Voices on the margins: the role of New Zealand cinema in the construction of national and cultural identity
Huijser, H. J. (2002). Voices on the margins: the role of New Zealand cinema in the construction of national and cultural identity (Thesis, Doctor of Philosophy (PhD)). The University of Waikato, Hamilton, New Zealand. Retrieved from https://hdl.handle.net/10289/13830
Permanent Research Commons link: https://hdl.handle.net/10289/13830
This thesis is based on the proposition that the New Zealand feature film Broken English (1996, Gregor Nicholas) constitutes a ‘break’ in New Zealand cinema on the level of its subject matter. Where feature films before ‘imagined’ New Zealand overwhelmingly in either mono-cultural or bi-cultural terms, Broken English quite specifically provides a multi-cultural perspective. What makes it particularly problematic however is that its creative personnel consists mostly of Pakeha New Zealanders, while the film features virtually no Pakeha characters. The expectation from the outset then is that this film can tell us much not only about the workings of the film industry in New Zealand, but also about national identity in general, and how this gets defined in particular contexts. As a result, it can also tell us much about the relations of power involved in this process. Overall then, this thesis is an attempt to work through issues of national identity, in relation to concepts of ethnicity, race and diaspora. It takes Broken English as its main focus to explore where policy makers, film makers and viewers from a variety of ethnic backgrounds situate themselves and others within the nation.

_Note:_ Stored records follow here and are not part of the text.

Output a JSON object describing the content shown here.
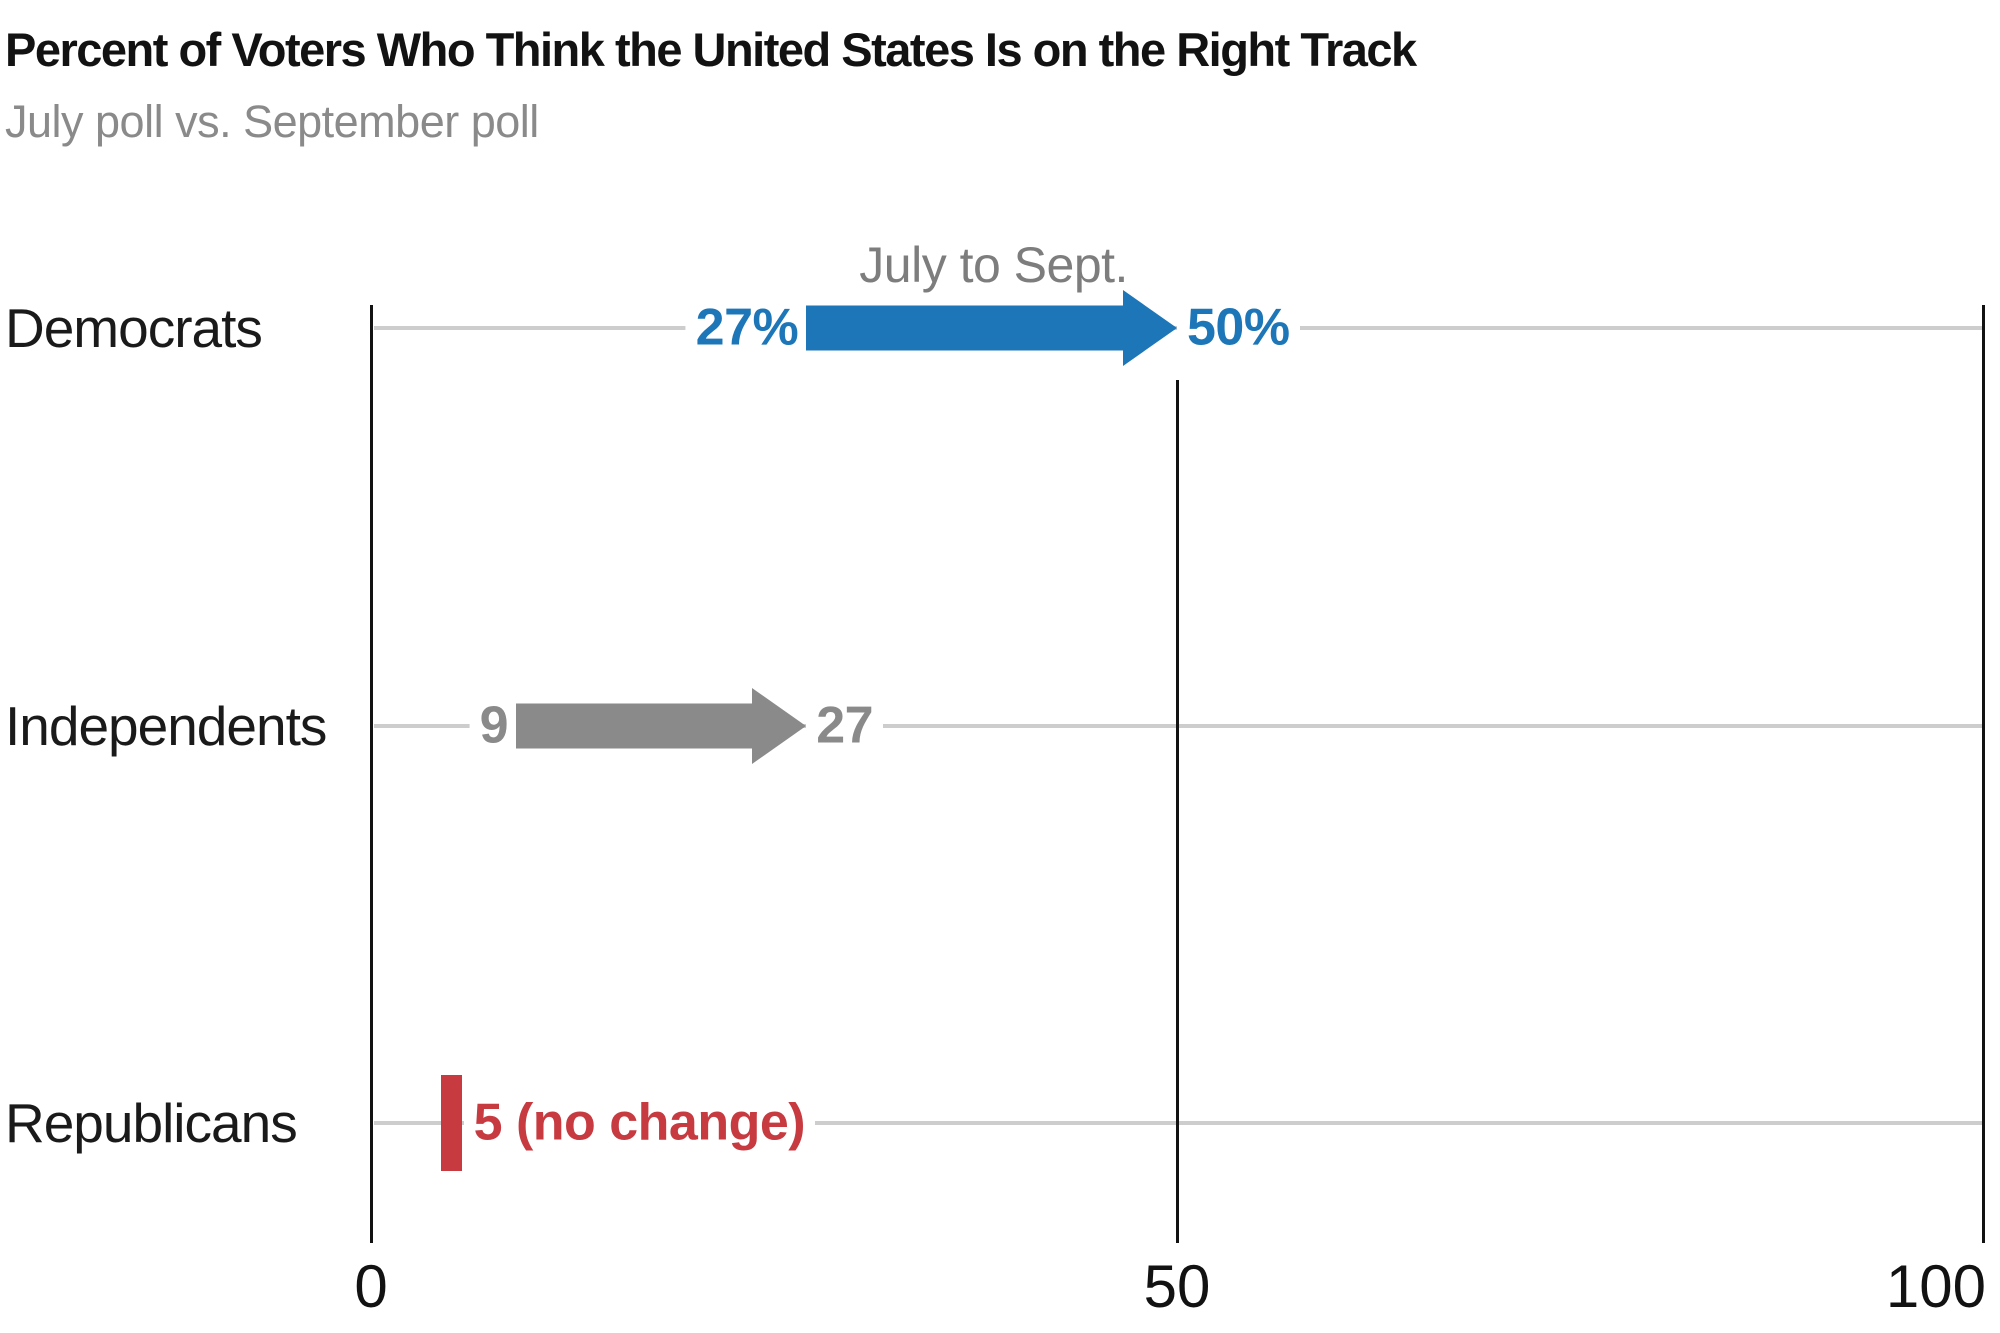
{
  "header": {
    "title": "Percent of Voters Who Think the United States Is on the Right Track",
    "subtitle": "July poll vs. September poll"
  },
  "annotation": "July to Sept.",
  "colors": {
    "democrats_blue": "#1d76b8",
    "independents_gray": "#8a8a8a",
    "republicans_red": "#c63a40",
    "gridline_gray": "#cdcdcd",
    "axis_black": "#121212",
    "title_black": "#121212",
    "subtitle_gray": "#8a8a8a",
    "annotation_gray": "#7d7d7d"
  },
  "chart_data": {
    "type": "arrow",
    "title": "Percent of Voters Who Think the United States Is on the Right Track",
    "subtitle": "July poll vs. September poll",
    "annotation": "July to Sept.",
    "categories": [
      "Democrats",
      "Independents",
      "Republicans"
    ],
    "series": [
      {
        "name": "July",
        "values": [
          27,
          9,
          5
        ]
      },
      {
        "name": "September",
        "values": [
          50,
          27,
          5
        ]
      }
    ],
    "rows": [
      {
        "category": "Democrats",
        "from": 27,
        "to": 50,
        "from_label": "27%",
        "to_label": "50%",
        "color": "#1d76b8",
        "no_change": false
      },
      {
        "category": "Independents",
        "from": 9,
        "to": 27,
        "from_label": "9",
        "to_label": "27",
        "color": "#8a8a8a",
        "no_change": false
      },
      {
        "category": "Republicans",
        "from": 5,
        "to": 5,
        "from_label": "5 (no change)",
        "to_label": "",
        "color": "#c63a40",
        "no_change": true
      }
    ],
    "xlabel": "",
    "ylabel": "",
    "xlim": [
      0,
      100
    ],
    "x_ticks": [
      0,
      50,
      100
    ],
    "x_tick_labels": [
      "0",
      "50",
      "100"
    ],
    "grid": "horizontal-row-lines",
    "legend": "none"
  }
}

By extension it investigates how they see the role of cinema in relation to national and cultural identity, and what kind of discourses they draw on in doing so. Although there is a lot of research which deals with different aspects of these discourses, there is little research which combines them and shows how they relate to each other and how they inform both media texts and engagement with those texts. This thesis is an attempt to close those gaps to some extent. In terms of methodology, this thesis follows a tripartite structure (production-text-reception), linked by a discourse analytic framework. This methodology allows for an exploration of the process of making meaning, and identifies the gaps and fissures between these different realms. In conclusion, this thesis argues that Broken English can be seen on one level as an important attempt to bring different minority groups into the mainstream, and thus represents an inclusive version of the nation. However, the problematic ways in which it does so illustrates the complexities involved in such a project in a contemporary New Zealand context.